AGAINST OVER-EAGERNESS.

Blessed Francis advised his penitents to avoid above all things, excessive eagerness, which, in his view, is the mortal foe of true devotion. He says: "It is far better to do a few things well than to undertake many good works and leave them half done."

This was the mistake of the man in the Gospel who began to build and was not able to finish because he had not counted the cost beforehand. There are some who think they are never doing well unless they are doing much. They are like the Pharisees who considered the perfection of prayer to consist in its length. Our Lord reproves them for this and much more for devouring widows' houses with their long prayers. In one of his Conferences the Saint speaks thus: "It is not by the multiplicity of things we do that we acquire perfection, but by the perfection and purity of intention with which we do them."
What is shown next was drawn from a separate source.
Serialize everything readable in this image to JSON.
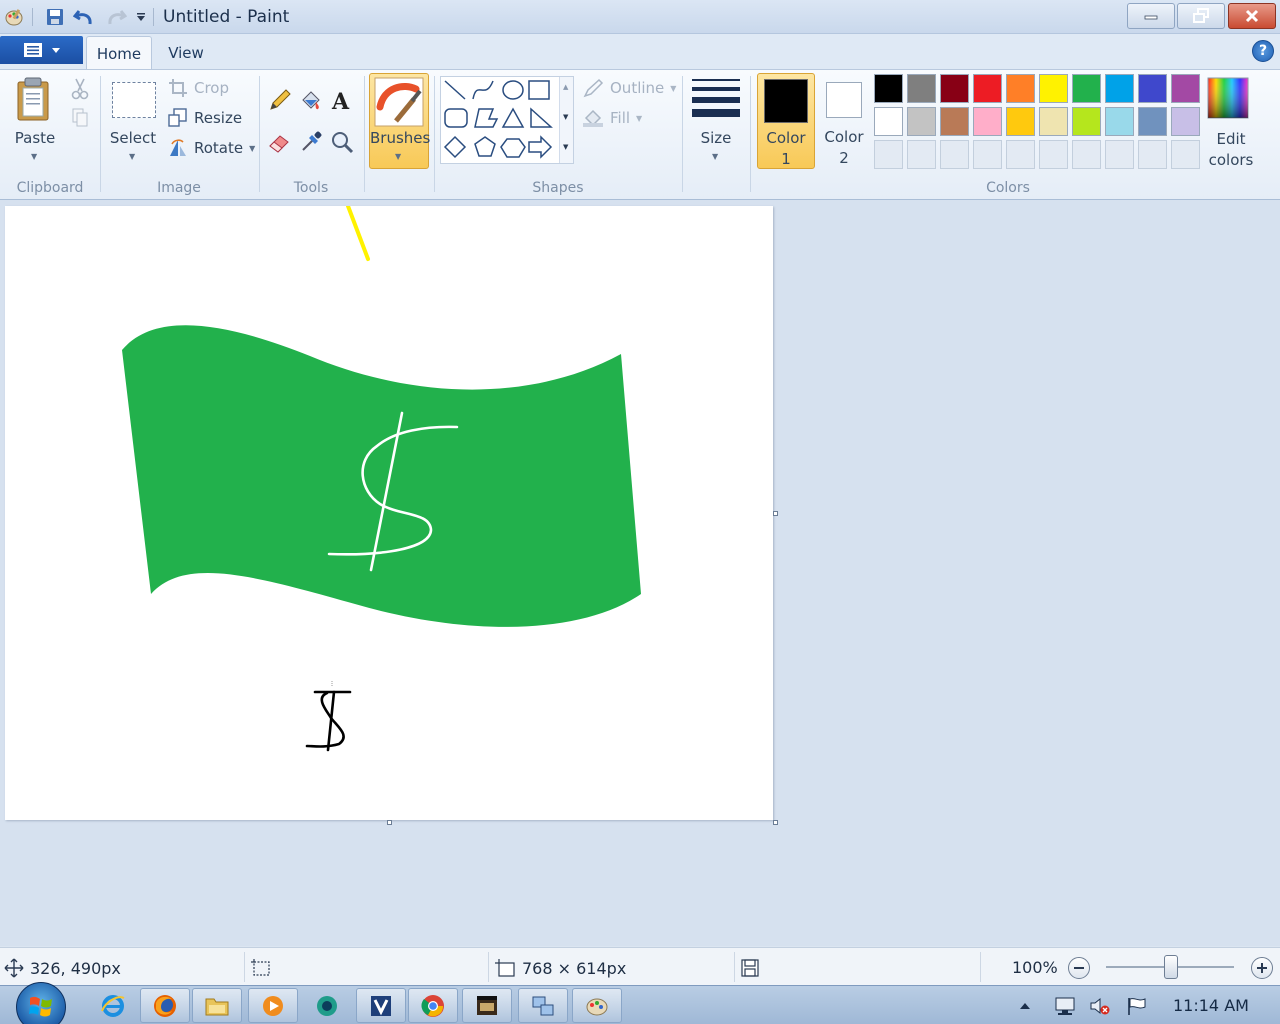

And this is what he says on the subject in his Theotimus: "To do few actions but with great purity of intention and with a firm will to please God, is to do excellently. Such greatly sanctify us. Some men eat much, and yet are ever lean, thin, and delicate, because their digestive power is not good; there are others who eat little, and yet are always in excellent health and vigorous, because their stomach is good. Even so, there are some souls that do many good works and yet increase but little in charity, because they do those good works either coldly and negligently, or have undertaken them rather from natural instinct and inclination than because God so willed and with heaven-given fervour. On the contrary, others there are who get through little work, but do it with so holy a will; and inclination, that they make a wonderful advancement in charity; they have little talent, but they husband it so faithfully that the Lord largely; rewards them for it."[1]